In case you're curious: if you have K keys into B buckets, the probability of not having a collision is the product of the probabilities of being able to place each successive key into an at-that-time empty bucket, which depends on the proportion of buckets still empty: B/B * (B-1)/B * (B-2)/B * (B-3)/B * ... * (B-K-1)/B. As a few examples, the chance of not having collisions is >= 50% for 2 keys in 2 buckets, 3 keys in 6 buckets, 4 in 10, 5 in 17, 6 in 24, 7 in 33, 8 in 43, 9 in 55, 10 in 69, 11 in 83, 12 in 100, 13 in 117, 14 in 136, 15 in 157, 16 in 179, 17 in 202, 18 in 227, 19 in 253, 20 in 281, 21 in 310, 22 in 341, 23 in 373, 24 in 407, 25 in 442, 26 in 478, 27 in 516, 28 in 555, 29 in 596, 30 in 638, 31 in 682, 32 in 727, 33 in 773, 34 in 821, 35 in 870, 36 in 921, 37 in 974, 38 in 1027, 39 in 1082, 40 in 1139, 41 in 1197, 42 in 1257, 43 in 1317, 44 in 1380, 45 in 1444, 46 in 1509, 47 in 1576, 48 in 1644, 49 in 1713, 50 in 1784, 51 in 1857, 52 in 1931, 53 in 2006, 54 in 2083, 55 in 2161, 56 in 2241, 57 in 2322, 58 in 2405, 59 in 2489, 60 in 2574, 61 in 2661, 62 in 2749, 63 in 2839, 64 in 2930, 65 in 3023, 66 in 3117, 67 in 3213, 68 in 3310, 69 in 3408, 70 in 3508, 71 in 3609, 72 in 3712, 73 in 3816, 74 in 3922, 75 in 4029, 76 in 4137, 77 in 4247, 78 in 4359, 79 in 4472, 80 in 4586, 81 in 4702, 82 in 4819, 83 in 4938, 84 in 5058, 85 in 5179, 86 in 5302, 87 in 5427, 88 in 5552, 89 in 5680, 90 in 5808, 91 in 5939, 92 in 6070, 93 in 6203, 94 in 6338, 95 in 6474, 96 in 6611, 97 in 6750, 98 in 6890, 99 in 7032, 100 in 7175....

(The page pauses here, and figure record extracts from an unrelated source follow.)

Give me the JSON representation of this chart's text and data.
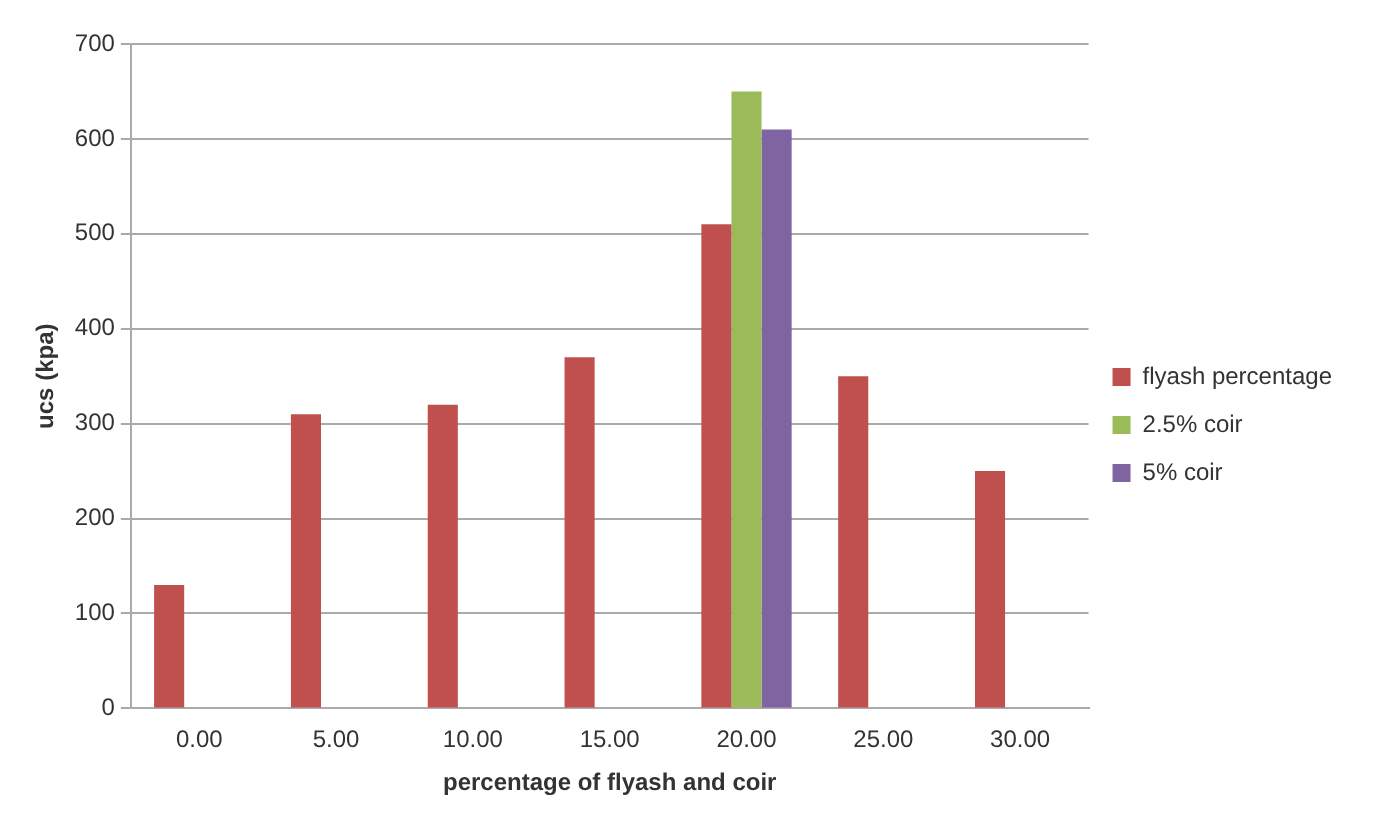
{
  "chart_data": {
    "type": "bar",
    "xlabel": "percentage of flyash and coir",
    "ylabel": "ucs (kpa)",
    "categories": [
      "0.00",
      "5.00",
      "10.00",
      "15.00",
      "20.00",
      "25.00",
      "30.00"
    ],
    "series": [
      {
        "name": "flyash percentage",
        "color": "#c0504d",
        "values": [
          130,
          310,
          320,
          370,
          510,
          350,
          250
        ]
      },
      {
        "name": "2.5% coir",
        "color": "#9bbb59",
        "values": [
          null,
          null,
          null,
          null,
          650,
          null,
          null
        ]
      },
      {
        "name": "5% coir",
        "color": "#8064a2",
        "values": [
          null,
          null,
          null,
          null,
          610,
          null,
          null
        ]
      }
    ],
    "ylim": [
      0,
      700
    ],
    "yticks": [
      0,
      100,
      200,
      300,
      400,
      500,
      600,
      700
    ],
    "grid": "y",
    "legend": "right"
  }
}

Put another way, for 100 keys we'd need to have 70.75 empty buckets for every 1 in-use bucket just to have a >=50% chance of not having collisions, which would waste a lot of memory and ensure the in-use buckets were spread out across CPU cache lines, making bucket access (and general CPU operation) much slower. Trying to avoid collisions, or rehashing every time they occur, is simply not a net-desirable thing for the general hash-table usage case. That said, perfect hashing (where the keys hash to distinct buckets) is occasionally both practical and desirable for small sets of keys known at compile time, or when there are a very small number of possible keys.